For the policy permissions required, see IAM role for an Amazon Q Business web experience using IAM Federation.
Note
To create a new policy, follow the instructions in Creating IAM policies in the AWS Identity and Access Management User Guide.
-
-
-
For Default subscription settings, for Subcription tier, choose between Q Business Pro and Q Business Lite. Any user logging in to your web experience will be assigned this subscription type by default.
-
For Application details – Amazon Q Business chooses the following configuration settings for your application by default:
-
For Application service access – Amazon Q Business will create a new service-linked role for your application.
-
Encryption – Amazon Q Business will create an AWS owned AWS KMS key to encrypt your data.
-
For Web experience service access – If you've chosen to create a web experience, Amazon Q Business requires you select an existing role to allow end users to log in to a Amazon Q Business web experience.
-
-
(Optional) To customize Application details, expand the Application details section, and then do the following:
-
In Application service access, for Choose a method to authorize Amazon Q Business, choose from the following options:
-
Create and use a new service-linked role (SLR) – Create and use a new Amazon Q Business-managed IAM role to allow it to access the AWS resources it needs to create your application.
-
Create and use a new service role (SR) – Create and use a new IAM role for Amazon Q Business to allow it to access the AWS resources it needs to create your application.
-
Use an existing service role (SR)/service-linked role (SLR) – Use an existing service role or service-linked IAM role to allow Amazon Q Business to access the AWS resources it needs to create your application.
Note
For more information about example service roles, see IAM role for an Amazon Q Business application.
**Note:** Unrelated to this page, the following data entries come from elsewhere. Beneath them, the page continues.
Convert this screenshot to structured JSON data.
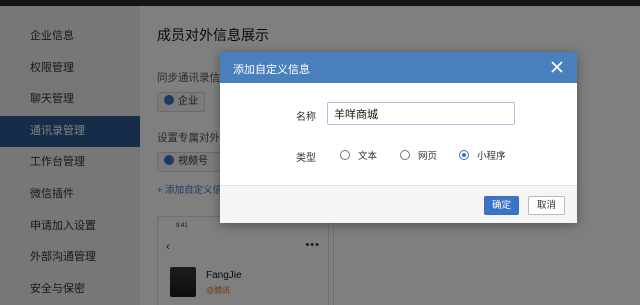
{
  "sidebar": {
    "items": [
      {
        "label": "企业信息"
      },
      {
        "label": "权限管理"
      },
      {
        "label": "聊天管理"
      },
      {
        "label": "通讯录管理"
      },
      {
        "label": "工作台管理"
      },
      {
        "label": "微信插件"
      },
      {
        "label": "申请加入设置"
      },
      {
        "label": "外部沟通管理"
      },
      {
        "label": "安全与保密"
      }
    ],
    "active_index": 3
  },
  "main": {
    "title": "成员对外信息展示",
    "section1_label": "同步通讯录信息",
    "chip1_label": "企业",
    "section2_label": "设置专属对外信",
    "chip2_label": "视频号",
    "add_link": "+ 添加自定义信",
    "phone": {
      "time": "9:41",
      "back": "‹",
      "more": "•••",
      "name": "FangJie",
      "org": "@腾讯"
    }
  },
  "dialog": {
    "title": "添加自定义信息",
    "name_label": "名称",
    "name_value": "羊咩商城",
    "type_label": "类型",
    "type_options": [
      "文本",
      "网页",
      "小程序"
    ],
    "type_selected": "小程序",
    "ok_label": "确定",
    "cancel_label": "取消"
  },
  "colors": {
    "accent": "#3b74c6",
    "header": "#4a7fbd",
    "sidebar_active": "#2c5a93"
  },
  "icons": [
    "close-icon",
    "check-icon"
  ]
}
For information on service-linked roles, including to manage them, see Using service-linked roles.
-
Service role name – A name for the service (IAM) role you created for easy identification on the console.
-
-
For Encryption – Amazon Q Business encrypts your data by default using AWS managed AWS KMS keys. To customize your encryption settings, select Customize encryption settings (advanced). Then, you can choose to use an existing AWS KMS key or create a new one.
-
In Web experience service access, enter the following information:
-
For Choose a method to authorize Amazon Q Business – A service access role assumed by end users when they sign in to your web experience that grants them permission to start and manage conversations Amazon Q Business. You can only choose to use an existing role. For more information on how to create a role and permissions needed, see Prerequisites for creating an IAM federated application.
-
Service role name – A name for the service role you created for easy identification on the console.
-
-
-
To start creating your application, choose Create.
Note
If you're creating a web experience, you can also choose to create your application and view your web experience by selecting Create and open web experience.
-
Once the application creation process completes, the web experience settings section on your application summary page will display your Amazon Q Business web experience URL. Copy the URL to a file and then, depending on the authentication type you've chosen, do the following:
-
If you're using SAML – Add
/saml
at the end of the URL. Then, Return to the Okta console, edit your SAML application to update Single sign-on URL and Destination URL you added in Step 1 to your web experience URL. Remember to save your changes. -
If you're using OIDC – Add
/authorization-code/callback
at the end of the URL. Then, return to the Okta console to edit your OIDC application and update the Sign-in-redirect URI value you added in Step 1. Remember to save your changes.
-
-
- AWS CLI
-
To configure an Amazon Q Business application
aws qbusiness create-application \ --display-name application-name \ --iam-identity-provider-arn iam-identity-provider-arn \ --client-id-for-oidc client-id-for-oidc \ --identity-type identity-type\ --role-arn roleArn \ --description application-description \ --enryption-configuration kmsKeyId=<kms-key-id> \ --attachments-configuration attachmentsControlMode=ENABLED
You've finished configuring your Amazon Q Business application. Your authenticated end users can now log in and chat with your web experience.